P=zfnd-prod-zebra # or zfnd-dev-zebra
NET=mainnet
OLD_MIG=zebrad-${NET} # for prod; use zebrad-main-${NET} for dev
OLD_DISK=zebrad-cache-${NET} # for prod; use zebrad-cache-main-${NET} for dev
TS=$(date +%Y%m%d-%H%M)
# 1. Snapshot each zonal disk (three per network)
for Z in b c d; do
gcloud compute snapshots create "${OLD_DISK}-${Z}-pre-zonal-${TS}" \
--source-disk "$OLD_DISK" --source-disk-zone "us-east1-${Z}" --project $P
done
# 2. Delete the old regional MIG (disks auto-deleted; we have snapshots)
gcloud compute instance-groups managed delete "$OLD_MIG" \
--region us-east1 --project $P --quiet
# 3. Create zonal disks from the snapshots with the new name scheme
# Prod: zebrad-cache-${NET}-${Z}
# Staging: zebrad-cache-main-${NET}-${Z}
for Z in b c d; do
NEW_DISK=zebrad-cache-${NET}-${Z} # or zebrad-cache-main-${NET}-${Z}
gcloud compute disks create "$NEW_DISK" \
--zone "us-east1-${Z}" --project $P \
--source-snapshot "${OLD_DISK}-${Z}-pre-zonal-${TS}" \
--size 400 --type pd-balanced
done
# 4. Trigger workflow_dispatch for each (network, zone). The workflow sees
# the zonal disks exist and attaches them; no fresh bootstrap from cache.
for Z in b c d; do
gh workflow run zfnd-deploy-nodes-gcp.yml -R ZcashFoundation/zebra \
-f network=Mainnet -f zone="us-east1-${Z}" \
-f environment=$([ "$P" = "zfnd-prod-zebra" ] && echo prod || echo dev) \
-f need_cached_disk=false
done
Repeat for Testnet. After all six (2 networks × 3 zones) zonal MIGs are HEALTHY, the migration for this environment is complete; retire the pre-zonal snapshots after a hold period.
Reference
Static IPs are externally provisioned and map deterministically to zones:
us-east1-b→zebra-${network}(primary)us-east1-c→zebra-${network}-secondaryus-east1-d→zebra-${network}-tertiary
The workflow assigns them via per-instance configs for push and release deploys; workflow_dispatch deploys use ephemeral IPs. Reserve new ones manually with gcloud compute addresses create before adding capacity.
Cache images are produced by zfnd-ci-integration-tests-gcp.yml’s create-state-image job. Naming pattern: {prefix}-{branch}-{sha}-v{state-version}-{network}-{tip|checkpoint}[-u]-{HHMMSS}. One image per network seeds all three zones. Lookup priority: current branch, then main, then any branch; most recent first. List recent:
gcloud compute images list --project zfnd-dev-zebra \
--filter="name~^zebrad-cache-.*-v27-mainnet-tip" \
--sort-by=~creationTimestamp --limit=5
Daily cleanup (zfnd-delete-gcp-resources.yml) sweeps old instances, templates, disks, and cache images by age and name.
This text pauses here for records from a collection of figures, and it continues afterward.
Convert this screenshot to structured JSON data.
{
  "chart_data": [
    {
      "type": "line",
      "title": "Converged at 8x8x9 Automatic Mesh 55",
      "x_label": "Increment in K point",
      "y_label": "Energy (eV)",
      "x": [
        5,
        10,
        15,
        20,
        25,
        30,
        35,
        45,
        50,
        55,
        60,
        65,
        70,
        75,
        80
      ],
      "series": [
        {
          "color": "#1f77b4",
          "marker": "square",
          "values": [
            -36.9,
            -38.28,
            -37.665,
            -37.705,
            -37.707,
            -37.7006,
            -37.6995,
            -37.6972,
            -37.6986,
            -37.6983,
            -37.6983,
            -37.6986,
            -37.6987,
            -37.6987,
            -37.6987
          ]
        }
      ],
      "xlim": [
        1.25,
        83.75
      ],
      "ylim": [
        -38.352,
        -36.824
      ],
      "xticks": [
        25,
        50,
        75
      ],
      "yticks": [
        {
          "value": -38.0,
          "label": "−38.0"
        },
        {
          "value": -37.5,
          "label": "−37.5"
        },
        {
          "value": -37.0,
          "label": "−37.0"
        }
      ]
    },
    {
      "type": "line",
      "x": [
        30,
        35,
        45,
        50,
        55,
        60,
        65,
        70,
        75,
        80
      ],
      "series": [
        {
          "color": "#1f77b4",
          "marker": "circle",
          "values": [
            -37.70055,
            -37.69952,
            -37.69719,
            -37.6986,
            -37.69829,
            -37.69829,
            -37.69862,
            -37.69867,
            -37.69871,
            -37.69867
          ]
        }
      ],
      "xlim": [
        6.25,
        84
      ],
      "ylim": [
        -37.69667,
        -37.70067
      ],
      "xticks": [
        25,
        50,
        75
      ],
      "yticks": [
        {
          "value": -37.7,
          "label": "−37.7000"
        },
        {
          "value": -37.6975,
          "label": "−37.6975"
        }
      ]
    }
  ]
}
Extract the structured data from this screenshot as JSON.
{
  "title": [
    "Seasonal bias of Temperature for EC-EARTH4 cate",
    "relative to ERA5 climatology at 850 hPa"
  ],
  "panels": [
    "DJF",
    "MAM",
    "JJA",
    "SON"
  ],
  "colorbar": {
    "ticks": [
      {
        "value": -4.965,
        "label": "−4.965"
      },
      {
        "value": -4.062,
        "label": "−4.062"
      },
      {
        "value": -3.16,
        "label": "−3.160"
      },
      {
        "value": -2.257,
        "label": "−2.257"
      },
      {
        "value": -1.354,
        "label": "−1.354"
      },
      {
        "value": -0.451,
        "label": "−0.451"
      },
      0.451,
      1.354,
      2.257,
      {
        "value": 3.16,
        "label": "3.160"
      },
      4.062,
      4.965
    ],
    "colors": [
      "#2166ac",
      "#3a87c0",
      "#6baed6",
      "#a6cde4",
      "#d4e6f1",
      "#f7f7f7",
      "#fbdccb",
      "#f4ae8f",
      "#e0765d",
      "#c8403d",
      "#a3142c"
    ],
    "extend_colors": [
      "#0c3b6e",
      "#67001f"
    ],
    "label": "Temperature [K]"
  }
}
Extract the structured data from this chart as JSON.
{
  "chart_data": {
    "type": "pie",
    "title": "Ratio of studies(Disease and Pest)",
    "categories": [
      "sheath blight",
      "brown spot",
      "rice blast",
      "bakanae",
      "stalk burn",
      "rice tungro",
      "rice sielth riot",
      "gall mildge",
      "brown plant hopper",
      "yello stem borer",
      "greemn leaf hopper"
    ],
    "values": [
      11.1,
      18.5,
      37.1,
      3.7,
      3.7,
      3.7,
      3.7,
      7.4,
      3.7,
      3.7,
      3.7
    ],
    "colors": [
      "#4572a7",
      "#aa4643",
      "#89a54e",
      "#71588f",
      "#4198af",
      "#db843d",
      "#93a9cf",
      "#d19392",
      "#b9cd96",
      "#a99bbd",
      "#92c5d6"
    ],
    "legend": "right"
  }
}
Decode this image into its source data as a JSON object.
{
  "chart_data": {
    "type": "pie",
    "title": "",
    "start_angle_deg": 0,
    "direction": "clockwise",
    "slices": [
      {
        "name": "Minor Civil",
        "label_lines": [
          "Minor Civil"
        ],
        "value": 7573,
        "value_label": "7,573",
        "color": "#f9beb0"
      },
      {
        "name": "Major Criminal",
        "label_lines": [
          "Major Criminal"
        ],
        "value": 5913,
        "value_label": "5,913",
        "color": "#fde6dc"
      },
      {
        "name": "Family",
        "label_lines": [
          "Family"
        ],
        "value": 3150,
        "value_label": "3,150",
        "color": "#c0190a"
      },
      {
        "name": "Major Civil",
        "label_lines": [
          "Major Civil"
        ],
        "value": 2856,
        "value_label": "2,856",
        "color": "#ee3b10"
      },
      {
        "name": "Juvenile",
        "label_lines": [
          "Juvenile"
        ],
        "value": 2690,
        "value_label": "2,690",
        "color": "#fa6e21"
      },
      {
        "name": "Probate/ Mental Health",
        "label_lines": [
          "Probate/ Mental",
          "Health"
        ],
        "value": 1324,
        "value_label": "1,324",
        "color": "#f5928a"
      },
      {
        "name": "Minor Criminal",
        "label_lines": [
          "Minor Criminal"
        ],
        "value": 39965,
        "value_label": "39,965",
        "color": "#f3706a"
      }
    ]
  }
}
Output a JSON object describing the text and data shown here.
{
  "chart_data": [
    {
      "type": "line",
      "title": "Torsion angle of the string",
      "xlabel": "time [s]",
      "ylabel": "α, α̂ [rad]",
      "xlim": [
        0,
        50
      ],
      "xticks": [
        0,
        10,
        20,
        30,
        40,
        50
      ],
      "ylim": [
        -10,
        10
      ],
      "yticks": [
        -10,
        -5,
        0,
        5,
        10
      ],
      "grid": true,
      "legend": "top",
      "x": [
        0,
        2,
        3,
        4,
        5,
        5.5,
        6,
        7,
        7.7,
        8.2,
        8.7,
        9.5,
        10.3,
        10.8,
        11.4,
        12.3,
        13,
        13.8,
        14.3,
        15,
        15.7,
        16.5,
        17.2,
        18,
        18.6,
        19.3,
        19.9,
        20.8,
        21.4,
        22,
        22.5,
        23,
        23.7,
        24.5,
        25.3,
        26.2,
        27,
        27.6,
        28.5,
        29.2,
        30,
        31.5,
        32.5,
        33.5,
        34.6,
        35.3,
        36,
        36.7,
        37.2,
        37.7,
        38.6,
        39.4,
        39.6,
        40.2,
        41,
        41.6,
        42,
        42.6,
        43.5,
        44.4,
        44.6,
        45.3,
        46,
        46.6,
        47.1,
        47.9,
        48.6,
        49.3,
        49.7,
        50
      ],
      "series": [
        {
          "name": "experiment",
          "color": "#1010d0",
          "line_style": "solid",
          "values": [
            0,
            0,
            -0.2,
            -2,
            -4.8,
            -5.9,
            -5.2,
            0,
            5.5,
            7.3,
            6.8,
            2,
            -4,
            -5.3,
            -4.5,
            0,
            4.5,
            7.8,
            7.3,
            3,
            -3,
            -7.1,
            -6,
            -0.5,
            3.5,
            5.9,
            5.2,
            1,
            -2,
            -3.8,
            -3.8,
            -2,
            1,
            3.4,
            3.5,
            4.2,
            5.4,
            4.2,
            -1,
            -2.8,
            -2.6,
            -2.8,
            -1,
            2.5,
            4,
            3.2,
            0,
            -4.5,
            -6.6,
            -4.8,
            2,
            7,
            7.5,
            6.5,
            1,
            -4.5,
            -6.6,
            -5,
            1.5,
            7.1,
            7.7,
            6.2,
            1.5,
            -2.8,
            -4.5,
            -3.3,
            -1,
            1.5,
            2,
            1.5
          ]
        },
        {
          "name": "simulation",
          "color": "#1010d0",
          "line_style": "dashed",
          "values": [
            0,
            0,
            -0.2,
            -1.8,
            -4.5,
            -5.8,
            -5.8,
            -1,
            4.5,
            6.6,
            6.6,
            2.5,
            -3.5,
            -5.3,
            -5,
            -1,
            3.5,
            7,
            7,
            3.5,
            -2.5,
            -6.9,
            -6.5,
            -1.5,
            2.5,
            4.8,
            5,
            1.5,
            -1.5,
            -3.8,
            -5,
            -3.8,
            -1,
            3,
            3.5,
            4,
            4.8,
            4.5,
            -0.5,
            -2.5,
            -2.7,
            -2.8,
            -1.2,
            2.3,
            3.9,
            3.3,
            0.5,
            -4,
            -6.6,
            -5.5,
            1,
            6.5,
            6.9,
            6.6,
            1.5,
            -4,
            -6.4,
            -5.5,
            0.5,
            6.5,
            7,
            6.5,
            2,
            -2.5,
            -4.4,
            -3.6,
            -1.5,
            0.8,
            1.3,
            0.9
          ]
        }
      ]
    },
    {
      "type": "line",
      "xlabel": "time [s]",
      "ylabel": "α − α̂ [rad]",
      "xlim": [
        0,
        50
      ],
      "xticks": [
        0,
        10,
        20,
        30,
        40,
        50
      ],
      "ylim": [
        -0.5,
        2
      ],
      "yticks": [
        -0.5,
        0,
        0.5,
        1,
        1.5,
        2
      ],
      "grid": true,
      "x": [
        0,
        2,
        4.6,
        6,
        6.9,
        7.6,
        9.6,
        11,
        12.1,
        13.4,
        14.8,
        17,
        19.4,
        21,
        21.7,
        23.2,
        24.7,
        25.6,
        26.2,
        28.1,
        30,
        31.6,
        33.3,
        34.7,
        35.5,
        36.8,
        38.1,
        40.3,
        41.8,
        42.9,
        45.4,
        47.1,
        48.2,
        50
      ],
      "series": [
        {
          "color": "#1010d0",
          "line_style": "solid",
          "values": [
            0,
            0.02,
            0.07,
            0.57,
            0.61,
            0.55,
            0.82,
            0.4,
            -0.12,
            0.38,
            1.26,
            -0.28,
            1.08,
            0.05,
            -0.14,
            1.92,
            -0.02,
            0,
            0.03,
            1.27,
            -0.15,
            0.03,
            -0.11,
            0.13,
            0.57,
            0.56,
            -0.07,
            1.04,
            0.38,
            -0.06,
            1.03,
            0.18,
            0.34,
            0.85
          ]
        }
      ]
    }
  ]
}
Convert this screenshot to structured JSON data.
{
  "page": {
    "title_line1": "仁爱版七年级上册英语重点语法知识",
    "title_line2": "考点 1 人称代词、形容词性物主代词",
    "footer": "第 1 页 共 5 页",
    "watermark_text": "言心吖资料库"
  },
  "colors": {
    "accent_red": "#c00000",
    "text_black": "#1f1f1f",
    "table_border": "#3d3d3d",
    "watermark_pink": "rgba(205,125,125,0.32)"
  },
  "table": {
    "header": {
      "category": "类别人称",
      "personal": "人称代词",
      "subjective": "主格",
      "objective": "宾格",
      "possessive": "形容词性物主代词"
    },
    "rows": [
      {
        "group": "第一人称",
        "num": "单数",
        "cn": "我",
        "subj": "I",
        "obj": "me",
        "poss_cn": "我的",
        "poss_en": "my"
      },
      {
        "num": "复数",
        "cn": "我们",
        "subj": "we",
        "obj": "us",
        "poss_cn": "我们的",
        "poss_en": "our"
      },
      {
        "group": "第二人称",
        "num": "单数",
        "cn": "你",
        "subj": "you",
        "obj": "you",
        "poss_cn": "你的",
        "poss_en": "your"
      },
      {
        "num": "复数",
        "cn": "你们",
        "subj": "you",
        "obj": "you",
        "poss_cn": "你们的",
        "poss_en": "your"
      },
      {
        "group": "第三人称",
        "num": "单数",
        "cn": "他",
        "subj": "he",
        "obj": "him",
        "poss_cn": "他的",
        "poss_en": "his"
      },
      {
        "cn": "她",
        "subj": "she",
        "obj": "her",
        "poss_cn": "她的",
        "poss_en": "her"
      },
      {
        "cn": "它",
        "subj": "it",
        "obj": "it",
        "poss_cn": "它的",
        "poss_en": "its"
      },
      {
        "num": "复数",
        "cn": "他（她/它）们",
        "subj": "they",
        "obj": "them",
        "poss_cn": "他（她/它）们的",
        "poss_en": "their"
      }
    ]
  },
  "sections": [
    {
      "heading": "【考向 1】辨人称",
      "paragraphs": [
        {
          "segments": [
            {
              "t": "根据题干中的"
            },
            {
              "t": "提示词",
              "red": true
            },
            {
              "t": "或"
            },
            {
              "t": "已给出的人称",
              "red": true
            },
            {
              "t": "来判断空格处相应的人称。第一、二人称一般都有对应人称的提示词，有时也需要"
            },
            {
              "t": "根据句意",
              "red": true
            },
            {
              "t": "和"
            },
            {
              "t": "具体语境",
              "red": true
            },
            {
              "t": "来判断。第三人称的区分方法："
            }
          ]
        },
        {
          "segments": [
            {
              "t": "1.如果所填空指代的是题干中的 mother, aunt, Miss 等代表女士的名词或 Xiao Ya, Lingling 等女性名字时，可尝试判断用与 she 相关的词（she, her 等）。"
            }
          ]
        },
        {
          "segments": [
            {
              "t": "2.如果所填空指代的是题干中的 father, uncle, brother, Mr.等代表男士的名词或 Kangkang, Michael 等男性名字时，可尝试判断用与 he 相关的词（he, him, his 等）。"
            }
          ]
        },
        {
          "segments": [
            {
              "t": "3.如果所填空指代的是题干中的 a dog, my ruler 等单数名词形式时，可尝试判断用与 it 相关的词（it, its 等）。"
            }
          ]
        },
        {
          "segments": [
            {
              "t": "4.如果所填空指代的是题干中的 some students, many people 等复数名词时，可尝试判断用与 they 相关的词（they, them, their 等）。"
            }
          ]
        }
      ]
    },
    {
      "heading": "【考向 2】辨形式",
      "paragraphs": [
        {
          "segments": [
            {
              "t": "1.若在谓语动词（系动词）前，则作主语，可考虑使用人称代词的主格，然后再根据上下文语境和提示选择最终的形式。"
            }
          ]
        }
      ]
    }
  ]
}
It does not honor keep_until or delete_protection labels on PR deploys; use the sweep recipe for label-aware control. The twelve stable cache disks (zebrad-cache-{mainnet,testnet}-{b,c,d} in production, zebrad-cache-main-{mainnet,testnet}-{b,c,d} in stage) are never eligible because GCP refuses to delete attached disks; if any stable disk ever shows up unattached, that is itself an incident.